Militärflughafen Wunstorf und Ausbildung an den Berufsbildenden Schulen Neustadt (BBS) !
Bei Gesprächen mit Beschäftigten des Militärflughafens Wunstorf, in denen eine Gegenposition zum Flugbetrieb eingenommen wird, kommt sofort das Argument: Trotz Tätigkeit an den BBS Neustadt, hätten Sie ja nicht in der Nähe wohnen bzw. bauen brauchen. Der Militärflughafen Wunstorf war früher da. Hier wird inzwischen folgender Sachverhalt vollständig verdrängt:
1. Hannover/Wunstorf ist nach der Wiedervereinigung nicht mehr Randlage, sondern liegt mitten in Deutschland.

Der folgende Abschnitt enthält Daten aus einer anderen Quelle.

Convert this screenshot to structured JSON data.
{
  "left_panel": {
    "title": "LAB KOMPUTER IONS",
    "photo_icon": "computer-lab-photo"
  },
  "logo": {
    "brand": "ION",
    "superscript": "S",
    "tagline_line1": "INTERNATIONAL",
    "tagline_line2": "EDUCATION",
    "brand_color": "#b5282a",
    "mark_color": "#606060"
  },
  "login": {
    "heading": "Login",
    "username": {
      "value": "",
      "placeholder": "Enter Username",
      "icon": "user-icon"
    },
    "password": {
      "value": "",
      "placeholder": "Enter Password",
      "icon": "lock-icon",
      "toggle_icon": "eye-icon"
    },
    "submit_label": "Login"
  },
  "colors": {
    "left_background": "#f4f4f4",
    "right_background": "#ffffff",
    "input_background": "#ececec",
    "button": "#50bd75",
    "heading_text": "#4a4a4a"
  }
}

2. Der Großraum Hannover/Wunstorf bietet auch ohne den Militärflughafen Wunstorf genügend andere Arbeitsplätze z.B. in der Logistik.
3. Es gibt einen zivilen Flughafen Langenhagen, in der Nähe. Ein manchmal merkwürdiger Anblick: Airbus beim Start- oder Landeanflug etwas höher, darunter kreisenden Transall.
4. Im Naturschutzgebiet Steinhuder-Meer sind oft Besucher überrascht, dass hier noch Militärflugzeugbetrieb vorhanden ist.
5. Bei Verlegung in ein wirtschaftlich schwaches Gebiet in Randlage z.B. aufgegebener Oststützpunkt, wäre es auch für die Ausbildung zum Fluggerätmechaniker/in, bisher in Neustadt, kein großes Problem, da viele Auszubildende von außerhalb kommen.
6. Einsparung des verbesserten Lärmschutzes für die A 400 M mit all seinen Rechtsfragen und Verfahren. Schon bei der Transall wird folgendermaßen argumentiert: Wir brauchen Start- und Landeübungen, auch nachts, und damit lärmenden Flugbetrieb über den Dörfern. Wir wollen schließlich sicher in den Krisengebieten z.B. Afghanistan oder Somalia landen, als wenn dort eine so dichte Bebauung wie hier vorhanden wäre.
7. Ist die Bereitschaft der Beschäftigten in der Verwaltung, im aktiven Dienst und der Ausbildung groß genug, auch einmal den Arbeisplatz zu wechseln? Ich habe während meines Arbeitslebens viermal ein anderes Bundesland kennengelernt. Deutschland hat schöne Gebiete mit freundlichen Menschen.
Für die BBS Neustadt war es darum logisch, dass die Ausbildung der Vulkaniseure/innen und Reifenmechaniker/innen nach Burgdorf verlegt wurde. Die Auszubildenden kommen aus verschiedenen Regionen. Sie werden in Zeitblöcken unterrichtet. Außerdem sind bei Bedarf die Quatiere dort preiswerter. Auch war es richtig, die Ausbildung der Kfz-Mechatroniker/innen mit Schwerpunkt Nutzfahrzeuge in Burgdorf anzubieten, es erforderte einen Werkstattneubau. Warum wurden aber unter der Schulleitung Bernhard Marsch so viele andere handwerkliche Berufe hergegeben, zum Teil nach Hannover? Dazu gehörten auch die Berufsschultage der Bankkaufleute, Kaufleute im Groß- und Außenhandel, Rechtsanwalt- und Notargehilfen/innen und Industriekaufleute.